Environ Monit Assess. 2010 Jan;160(1-4):1-22. doi: 10.1007/s10661-008-0653-3.

Abstract

Environmental time series are often affected by the "presence" of missing data, but when dealing statistically with data, the need to fill in the gaps estimating the missing values must be considered. At present, a large number of statistical techniques are available to achieve this objective; they range from very simple methods, such as using the sample mean, to very sophisticated ones, such as multiple imputation. A brand new methodology for missing data estimation is proposed, which tries to merge the obvious advantages of the simplest techniques (e.g. their vocation to be easily implemented) with the strength of the newest techniques.
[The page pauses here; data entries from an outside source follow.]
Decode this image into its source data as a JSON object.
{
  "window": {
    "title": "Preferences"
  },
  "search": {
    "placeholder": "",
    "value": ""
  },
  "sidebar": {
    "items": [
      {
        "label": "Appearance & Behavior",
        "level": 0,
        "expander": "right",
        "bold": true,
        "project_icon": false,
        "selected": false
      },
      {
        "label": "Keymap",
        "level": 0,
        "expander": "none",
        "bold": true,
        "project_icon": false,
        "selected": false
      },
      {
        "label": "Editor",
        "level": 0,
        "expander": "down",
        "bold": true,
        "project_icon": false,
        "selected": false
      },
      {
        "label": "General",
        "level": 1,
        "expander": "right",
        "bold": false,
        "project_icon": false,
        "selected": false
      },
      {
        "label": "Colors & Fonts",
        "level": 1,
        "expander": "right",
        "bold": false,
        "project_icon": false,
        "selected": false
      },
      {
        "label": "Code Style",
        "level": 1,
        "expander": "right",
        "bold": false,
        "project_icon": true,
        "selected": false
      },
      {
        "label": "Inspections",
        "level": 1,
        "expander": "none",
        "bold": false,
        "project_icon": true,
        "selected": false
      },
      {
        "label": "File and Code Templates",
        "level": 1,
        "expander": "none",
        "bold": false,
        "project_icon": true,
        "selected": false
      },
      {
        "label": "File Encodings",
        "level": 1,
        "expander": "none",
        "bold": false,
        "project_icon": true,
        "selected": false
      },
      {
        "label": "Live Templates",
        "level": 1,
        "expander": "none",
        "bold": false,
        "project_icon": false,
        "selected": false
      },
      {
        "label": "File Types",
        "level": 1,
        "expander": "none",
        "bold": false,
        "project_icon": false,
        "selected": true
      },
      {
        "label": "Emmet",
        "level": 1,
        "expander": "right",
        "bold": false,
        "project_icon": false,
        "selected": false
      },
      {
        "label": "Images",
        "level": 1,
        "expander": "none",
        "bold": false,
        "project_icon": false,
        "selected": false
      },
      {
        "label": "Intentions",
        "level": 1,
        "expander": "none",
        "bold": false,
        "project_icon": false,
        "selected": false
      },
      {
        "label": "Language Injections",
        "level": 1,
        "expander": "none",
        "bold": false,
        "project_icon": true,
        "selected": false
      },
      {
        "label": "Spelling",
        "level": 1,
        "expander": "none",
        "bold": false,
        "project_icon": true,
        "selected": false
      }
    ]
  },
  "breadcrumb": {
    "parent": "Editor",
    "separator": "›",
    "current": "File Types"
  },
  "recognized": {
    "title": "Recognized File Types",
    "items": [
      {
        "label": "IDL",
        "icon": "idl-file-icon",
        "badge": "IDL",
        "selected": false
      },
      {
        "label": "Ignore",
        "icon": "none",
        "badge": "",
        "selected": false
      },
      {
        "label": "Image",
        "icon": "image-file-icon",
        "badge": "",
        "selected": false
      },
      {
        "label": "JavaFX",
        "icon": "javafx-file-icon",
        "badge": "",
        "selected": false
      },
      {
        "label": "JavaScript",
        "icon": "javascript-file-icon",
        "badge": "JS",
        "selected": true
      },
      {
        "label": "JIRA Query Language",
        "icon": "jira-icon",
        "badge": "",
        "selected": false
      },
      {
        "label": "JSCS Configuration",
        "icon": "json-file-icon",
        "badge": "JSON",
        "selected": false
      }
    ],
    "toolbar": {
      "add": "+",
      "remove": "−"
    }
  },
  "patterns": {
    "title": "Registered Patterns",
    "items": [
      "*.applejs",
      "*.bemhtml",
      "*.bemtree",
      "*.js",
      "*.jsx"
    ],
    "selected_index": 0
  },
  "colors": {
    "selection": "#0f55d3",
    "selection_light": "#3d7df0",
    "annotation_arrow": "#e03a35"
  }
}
The proposed method consists in the application of two consecutive stages: once it has been ascertained that a specific monitoring station is affected by missing data, the "most similar" monitoring stations are identified among neighbouring stations on the basis of a suitable similarity coefficient; in the second stage, a regressive method is applied in order to estimate the missing data. In this paper, four different regressive methods are applied and compared, in order to determine which is the most reliable for filling in the gaps, using rainfall data series measured in the Candelaro River Basin located in South Italy.

MeSH terms

  • Environmental Monitoring / methods*
  • Italy
  • Rain*
  • Rivers*
  • Statistics as Topic / methods*